Mirasla ilgili öteden beri bilgi sahibi olan Ecevit, mirasa sahip olma adına herhangi bir girişimde bulunmamıştır. Bu miras yaklaşık 110 dönümlük bir arazi ve bu arazilerdeki taşınmazlardan oluşuyordu. Miras kalan topraklar Mescidi Nebevi bölgesinin 99 dönümlük kısmını oluşturuyordu. Medine Mahkemesi tarafından yapılan gayri resmi değer tespitinde, gayrimenkule 11 milyar değer biçilmiştir. Ecevit, vefatından bir yıl önce miras yoluyla sahip olduğu serveti Türk hacıların faydalanması için bağışlamıştır.

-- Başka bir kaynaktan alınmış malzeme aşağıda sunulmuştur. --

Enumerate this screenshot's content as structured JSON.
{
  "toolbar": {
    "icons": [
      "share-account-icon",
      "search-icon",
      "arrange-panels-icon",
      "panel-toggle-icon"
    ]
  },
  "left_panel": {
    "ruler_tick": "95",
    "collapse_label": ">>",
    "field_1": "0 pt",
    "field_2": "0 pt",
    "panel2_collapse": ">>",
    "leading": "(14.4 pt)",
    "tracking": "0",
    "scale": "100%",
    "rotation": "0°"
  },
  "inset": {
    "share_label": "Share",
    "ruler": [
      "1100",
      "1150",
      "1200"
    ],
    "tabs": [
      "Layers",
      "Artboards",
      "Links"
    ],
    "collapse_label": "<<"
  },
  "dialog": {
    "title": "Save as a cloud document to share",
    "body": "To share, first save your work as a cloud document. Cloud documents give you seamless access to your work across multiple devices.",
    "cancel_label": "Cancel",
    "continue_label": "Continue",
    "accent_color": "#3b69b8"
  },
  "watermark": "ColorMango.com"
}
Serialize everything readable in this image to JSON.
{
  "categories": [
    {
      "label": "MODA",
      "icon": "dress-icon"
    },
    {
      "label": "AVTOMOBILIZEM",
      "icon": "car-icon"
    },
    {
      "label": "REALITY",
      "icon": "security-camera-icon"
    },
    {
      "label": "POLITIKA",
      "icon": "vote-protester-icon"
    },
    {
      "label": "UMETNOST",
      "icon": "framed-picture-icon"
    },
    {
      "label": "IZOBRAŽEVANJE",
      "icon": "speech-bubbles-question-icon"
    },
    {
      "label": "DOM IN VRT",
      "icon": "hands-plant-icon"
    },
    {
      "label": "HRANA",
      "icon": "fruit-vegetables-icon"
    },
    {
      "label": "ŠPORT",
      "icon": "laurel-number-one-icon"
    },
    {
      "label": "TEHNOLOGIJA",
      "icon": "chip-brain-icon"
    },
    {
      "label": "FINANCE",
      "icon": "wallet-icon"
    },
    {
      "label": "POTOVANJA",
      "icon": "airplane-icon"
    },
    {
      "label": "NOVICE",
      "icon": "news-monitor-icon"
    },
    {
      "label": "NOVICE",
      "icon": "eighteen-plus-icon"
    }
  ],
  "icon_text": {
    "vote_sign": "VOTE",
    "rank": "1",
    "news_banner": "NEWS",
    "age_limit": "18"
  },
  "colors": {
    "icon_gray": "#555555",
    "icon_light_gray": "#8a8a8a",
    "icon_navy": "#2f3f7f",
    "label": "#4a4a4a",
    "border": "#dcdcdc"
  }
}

Bu bağış sırasında politikada aktif değildir.
LÜKSE KARŞI BİR LİDER
Siyaset hayatında politik kariyeri göz önüne alındığında en dikkat çeken özelliklerinden biri, dürüst ve siyasetin kirine bulaşmamış temiz bir politikacı olmasıdır.
Siyasette adını duyurmaya başladığı andan itibaren sade yaşantısı ve mütevazı kişiliğiyle ön plana çıkmış, Lüks makam aracı istememiş, Başbakanlık Konutu’nun sadece bir odasını kullanmıştır. Hayatı boyunca ‘mal mülk, parada pulda’ gözü olmamıştır. Vefat ettiğinde kendisinden miras olarak geriye Ankara Or-An’da bir daire ve Gölbaşı’nda küçük bir arsa malvarlığı olarak kalmıştır.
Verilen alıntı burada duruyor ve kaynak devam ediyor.